I looked into this awhile back too. The results of my research at the time were: nothing really cuts twill acceptably for commercial-type application other than a laser cutter. If that has changed since a couple years ago and there’s a vinyl-type cutter that can do it, I’ll be happy to hear it!


Sent from my iPhone using Tapatalk


----------



## tfalk (Apr 3, 2008)

We've been using a Roland GX-24 for years to cut PSA twill for appliques, not sure why people would think you can't? Pretty much any of the 24 inch or larger cutters can easily handle twill. I also use a KNK Zing for cutting twill and fabric for appliques. For greek letters, we have an Accucut die-cutter and I digitized several of the background and foreground letters - it's much faster to use the die cutter when you have cut hundreds of the letters.

If I knew then what I know now, I probably would have taken a longer look at an Ioline cutter for fabric and appliques.


----------



## floridasunset (Dec 27, 2017)

Thanks for the reply's.

I happened to find the Ioline 300 series late last night when doing random searches on you tube. That is exactly what I'm looking for, just out of the budget with it being over $5,000.... compared the rolands gx-24 or graphtex around 2,000.

I do like the Ioline 300 and the kiss cuts that it can do, plus it digitizes for you on all the cuts.

Thanks to everyone for the information...I might just save for the Ioline


----------



## ajmonka (Oct 11, 2017)

You need to set the blade so it will cut deeper and higher pressure to cut twill. I'm not sure you can do that with a Cricut or any other home based machine. Better grade cutters can cut twill as long as it's adjusted properly.

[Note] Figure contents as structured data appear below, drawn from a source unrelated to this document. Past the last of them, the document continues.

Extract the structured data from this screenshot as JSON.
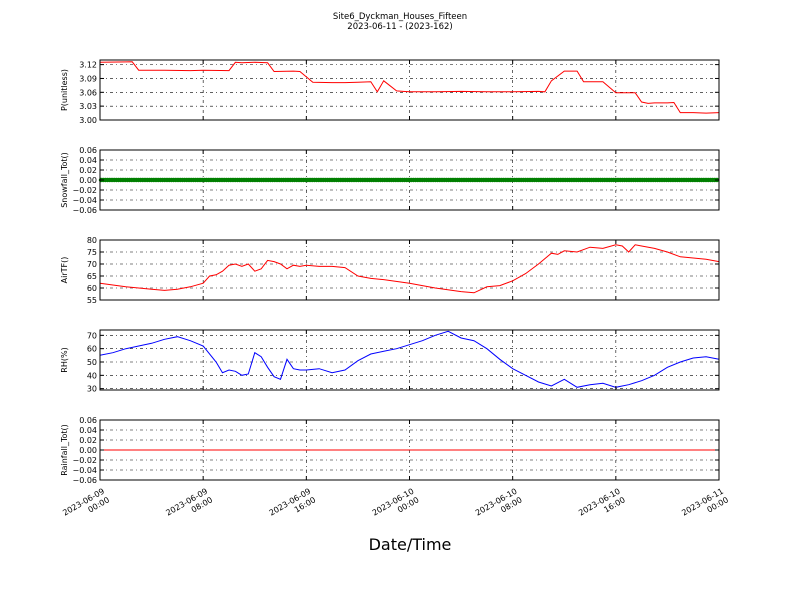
{
  "figure": {
    "title_line1": "Site6_Dyckman_Houses_Fifteen",
    "title_line2": "2023-06-11 - (2023-162)",
    "xlabel": "Date/Time"
  },
  "chart_data": [
    {
      "type": "line",
      "ylabel": "P(unitless)",
      "ylim": [
        3.0,
        3.13
      ],
      "yticks": [
        "3.00",
        "3.03",
        "3.06",
        "3.09",
        "3.12"
      ],
      "ytick_values": [
        3.0,
        3.03,
        3.06,
        3.09,
        3.12
      ],
      "color": "#ff0000",
      "grid": true,
      "x_hours": [
        0,
        2.5,
        3,
        3.5,
        5,
        7,
        8,
        10,
        10.5,
        11,
        12,
        13,
        13.5,
        15,
        15.5,
        16.5,
        18,
        19,
        20,
        21,
        21.5,
        22,
        23,
        23.5,
        24,
        26,
        28,
        30,
        32,
        34,
        34.5,
        35,
        36,
        37,
        37.5,
        39,
        40,
        41.5,
        42,
        42.5,
        43,
        44,
        44.5,
        45,
        46,
        47,
        48
      ],
      "values": [
        3.125,
        3.126,
        3.108,
        3.108,
        3.108,
        3.107,
        3.108,
        3.107,
        3.125,
        3.124,
        3.125,
        3.124,
        3.105,
        3.106,
        3.105,
        3.082,
        3.081,
        3.081,
        3.082,
        3.083,
        3.061,
        3.085,
        3.063,
        3.062,
        3.061,
        3.061,
        3.062,
        3.061,
        3.061,
        3.062,
        3.061,
        3.085,
        3.106,
        3.106,
        3.083,
        3.083,
        3.059,
        3.059,
        3.039,
        3.036,
        3.037,
        3.037,
        3.038,
        3.016,
        3.016,
        3.015,
        3.016
      ]
    },
    {
      "type": "scatter",
      "ylabel": "Snowfall_Tot()",
      "ylim": [
        -0.06,
        0.06
      ],
      "yticks": [
        "0.06",
        "0.04",
        "0.02",
        "0.00",
        "−0.02",
        "−0.04",
        "−0.06"
      ],
      "ytick_values": [
        0.06,
        0.04,
        0.02,
        0.0,
        -0.02,
        -0.04,
        -0.06
      ],
      "color": "#007f00",
      "grid": true,
      "constant_value": 0.0
    },
    {
      "type": "line",
      "ylabel": "AirTF()",
      "ylim": [
        55,
        80
      ],
      "yticks": [
        "80",
        "75",
        "70",
        "65",
        "60",
        "55"
      ],
      "ytick_values": [
        80,
        75,
        70,
        65,
        60,
        55
      ],
      "color": "#ff0000",
      "grid": true,
      "x_hours": [
        0,
        2,
        4,
        5,
        6,
        7,
        8,
        8.5,
        9,
        9.5,
        10,
        10.5,
        11,
        11.5,
        12,
        12.5,
        13,
        13.5,
        14,
        14.5,
        15,
        15.5,
        16,
        17,
        18,
        19,
        20,
        21,
        22,
        24,
        26,
        28,
        29,
        30,
        31,
        32,
        33,
        34,
        35,
        35.5,
        36,
        37,
        38,
        39,
        40,
        40.5,
        41,
        41.5,
        42,
        43,
        44,
        45,
        46,
        47,
        48
      ],
      "values": [
        62,
        60.5,
        59.5,
        59,
        59.5,
        60.5,
        62,
        65,
        65.5,
        67,
        69.5,
        70,
        69,
        70,
        67,
        68,
        71.5,
        71,
        70,
        68,
        69.5,
        69,
        69.5,
        69,
        69,
        68.5,
        65,
        64,
        63.5,
        62,
        60,
        58.5,
        58,
        60.5,
        61,
        63,
        66,
        70,
        74.5,
        74,
        75.5,
        75,
        77,
        76.5,
        78,
        77.5,
        75,
        78,
        77.5,
        76.5,
        75,
        73,
        72.5,
        72,
        71
      ]
    },
    {
      "type": "line",
      "ylabel": "RH(%)",
      "ylim": [
        29,
        74
      ],
      "yticks": [
        "70",
        "60",
        "50",
        "40",
        "30"
      ],
      "ytick_values": [
        70,
        60,
        50,
        40,
        30
      ],
      "color": "#0000ff",
      "grid": true,
      "x_hours": [
        0,
        1,
        2,
        3,
        4,
        5,
        6,
        7,
        8,
        9,
        9.5,
        10,
        10.5,
        11,
        11.5,
        12,
        12.5,
        13,
        13.5,
        14,
        14.5,
        15,
        15.5,
        16,
        17,
        18,
        19,
        20,
        21,
        22,
        23,
        24,
        25,
        26,
        27,
        28,
        29,
        30,
        31,
        32,
        33,
        34,
        35,
        36,
        37,
        38,
        39,
        40,
        41,
        42,
        43,
        44,
        45,
        46,
        47,
        48
      ],
      "values": [
        55,
        57,
        60,
        62,
        64,
        67,
        69,
        66,
        62,
        50,
        42,
        44,
        43,
        40,
        41,
        57,
        54,
        46,
        39,
        37,
        52,
        45,
        44,
        44,
        45,
        42,
        44,
        51,
        56,
        58,
        60,
        63,
        66,
        70,
        73,
        68,
        66,
        60,
        52,
        45,
        40,
        35,
        32,
        37,
        31,
        33,
        34,
        31,
        33,
        36,
        40,
        46,
        50,
        53,
        54,
        52
      ]
    },
    {
      "type": "line",
      "ylabel": "Rainfall_Tot()",
      "ylim": [
        -0.06,
        0.06
      ],
      "yticks": [
        "0.06",
        "0.04",
        "0.02",
        "0.00",
        "−0.02",
        "−0.04",
        "−0.06"
      ],
      "ytick_values": [
        0.06,
        0.04,
        0.02,
        0.0,
        -0.02,
        -0.04,
        -0.06
      ],
      "color": "#ff0000",
      "grid": true,
      "constant_value": 0.0
    }
  ],
  "x_axis": {
    "range_hours": [
      0,
      48
    ],
    "tick_hours": [
      0,
      8,
      16,
      24,
      32,
      40,
      48
    ],
    "tick_labels": [
      [
        "2023-06-09",
        "00:00"
      ],
      [
        "2023-06-09",
        "08:00"
      ],
      [
        "2023-06-09",
        "16:00"
      ],
      [
        "2023-06-10",
        "00:00"
      ],
      [
        "2023-06-10",
        "08:00"
      ],
      [
        "2023-06-10",
        "16:00"
      ],
      [
        "2023-06-11",
        "00:00"
      ]
    ]
  }
}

I've since graduated to a laser cutter for twill.. Cuts perfectly and with anything poly heat seals the cut so it will never fray. Much better way to go

Andy


----------



## floridasunset (Dec 27, 2017)

ajmonka said:


> You need to set the blade so it will cut deeper and higher pressure to cut twill. I'm not sure you can do that with a Cricut or any other home based machine. Better grade cutters can cut twill as long as it's adjusted properly.
> 
> I've since graduated to a laser cutter for twill.. Cuts perfectly and with anything poly heat seals the cut so it will never fray. Much better way to go
> 
> Andy


Thanks

I saw some laser cutters around 5,000

what brand did you go with? 

I saw one that did vinyl also and it was amazing the details it could do.


----------



## 1090gal (Aug 2, 2016)

Die cutter is a great idea for shapes you need a lot of. I think the idea that “it can’t be done without a laser” is kind of...perpetuated by the companies that have the lasers...but I’m not naming any names. Thanks for letting us know that it CAN, in fact, be done! 

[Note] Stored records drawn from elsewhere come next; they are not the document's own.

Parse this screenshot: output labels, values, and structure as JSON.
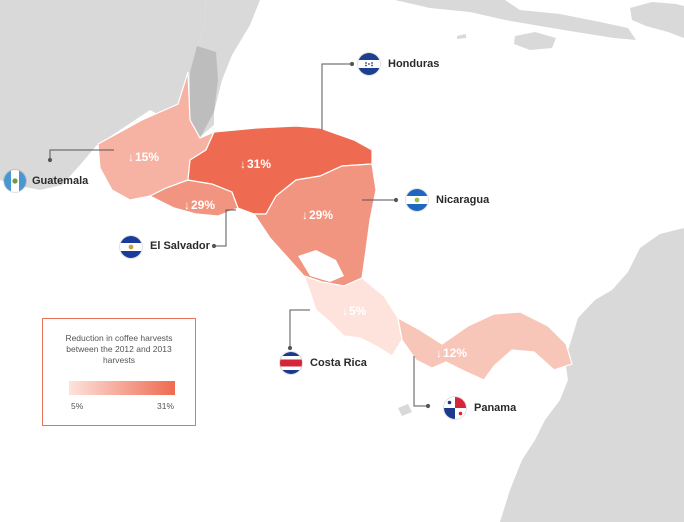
{
  "colors": {
    "land": "#d9d9d9",
    "water": "#ffffff",
    "belize": "#bdbdbd",
    "scale_low": "#fde3dc",
    "scale_high": "#ee6a50",
    "leader": "#555555",
    "legend_border": "#e8735a"
  },
  "countries": [
    {
      "id": "guatemala",
      "name": "Guatemala",
      "change_text": "15%",
      "reduction_pct": 15,
      "direction": "down",
      "flag_icon": "guatemala-flag-icon"
    },
    {
      "id": "honduras",
      "name": "Honduras",
      "change_text": "31%",
      "reduction_pct": 31,
      "direction": "down",
      "flag_icon": "honduras-flag-icon"
    },
    {
      "id": "el_salvador",
      "name": "El Salvador",
      "change_text": "29%",
      "reduction_pct": 29,
      "direction": "down",
      "flag_icon": "el-salvador-flag-icon"
    },
    {
      "id": "nicaragua",
      "name": "Nicaragua",
      "change_text": "29%",
      "reduction_pct": 29,
      "direction": "down",
      "flag_icon": "nicaragua-flag-icon"
    },
    {
      "id": "costa_rica",
      "name": "Costa Rica",
      "change_text": "5%",
      "reduction_pct": 5,
      "direction": "down",
      "flag_icon": "costa-rica-flag-icon"
    },
    {
      "id": "panama",
      "name": "Panama",
      "change_text": "12%",
      "reduction_pct": 12,
      "direction": "down",
      "flag_icon": "panama-flag-icon"
    }
  ],
  "legend": {
    "title": "Reduction in coffee harvests between the 2012 and 2013 harvests",
    "min_label": "5%",
    "max_label": "31%",
    "min_value": 5,
    "max_value": 31
  }
}
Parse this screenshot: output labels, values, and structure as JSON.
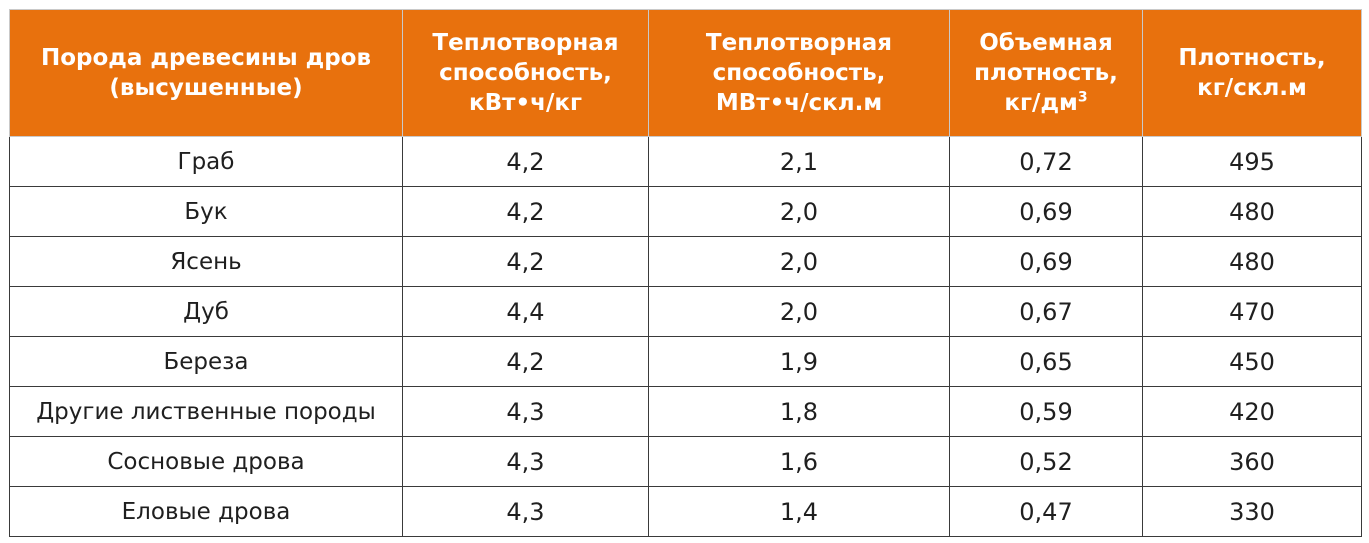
{
  "table": {
    "headers": [
      {
        "lines": [
          "Порода древесины дров",
          "(высушенные)"
        ]
      },
      {
        "lines": [
          "Теплотворная",
          "способность,",
          "кВт•ч/кг"
        ]
      },
      {
        "lines": [
          "Теплотворная",
          "способность,",
          "МВт•ч/скл.м"
        ]
      },
      {
        "lines": [
          "Объемная",
          "плотность,",
          "кг/дм"
        ],
        "sup": "3"
      },
      {
        "lines": [
          "Плотность,",
          "кг/скл.м"
        ]
      }
    ],
    "rows": [
      [
        "Граб",
        "4,2",
        "2,1",
        "0,72",
        "495"
      ],
      [
        "Бук",
        "4,2",
        "2,0",
        "0,69",
        "480"
      ],
      [
        "Ясень",
        "4,2",
        "2,0",
        "0,69",
        "480"
      ],
      [
        "Дуб",
        "4,4",
        "2,0",
        "0,67",
        "470"
      ],
      [
        "Береза",
        "4,2",
        "1,9",
        "0,65",
        "450"
      ],
      [
        "Другие лиственные породы",
        "4,3",
        "1,8",
        "0,59",
        "420"
      ],
      [
        "Сосновые дрова",
        "4,3",
        "1,6",
        "0,52",
        "360"
      ],
      [
        "Еловые дрова",
        "4,3",
        "1,4",
        "0,47",
        "330"
      ]
    ]
  },
  "colors": {
    "header_bg": "#e8710d",
    "header_text": "#ffffff",
    "cell_text": "#1f1f1f",
    "grid": "#3a3a3a"
  }
}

Sent from my iPhone using Tapatalk


----------



## ajmonka (Oct 11, 2017)

I bought a 50W blue/white China laser off of ebay for about $1300. SImilar to item 282759410634 on ebay. I did make a table with casters that it just fits on so I can roll it around. 

I use Wilcom to digitize which has a direct interface with CorelDraw. I plot what I need in corel and save it as an AI file. Import the AI file into the laser software and cut. Comes out perfect every time.

Andy


----------



## dasstitch (Jul 12, 2021)

ajmonka said:


> I bought a 50W blue/white China laser off of ebay for about $1300. SImilar to item 282759410634 on ebay. I did make a table with casters that it just fits on so I can roll it around.
> 
> I use Wilcom to digitize which has a direct interface with CorelDraw. I plot what I need in corel and save it as an AI file. Import the AI file into the laser software and cut. Comes out perfect every time.
> 
> Andy


I know this thread is quite old...but....have you been happy with the laser cutter purchased off of ebay? I need to find a cutter capable of cutting twill with cutaway backing and it seems that a laser cutter is more capable. Alhough I am looking at the Roland GS....


----------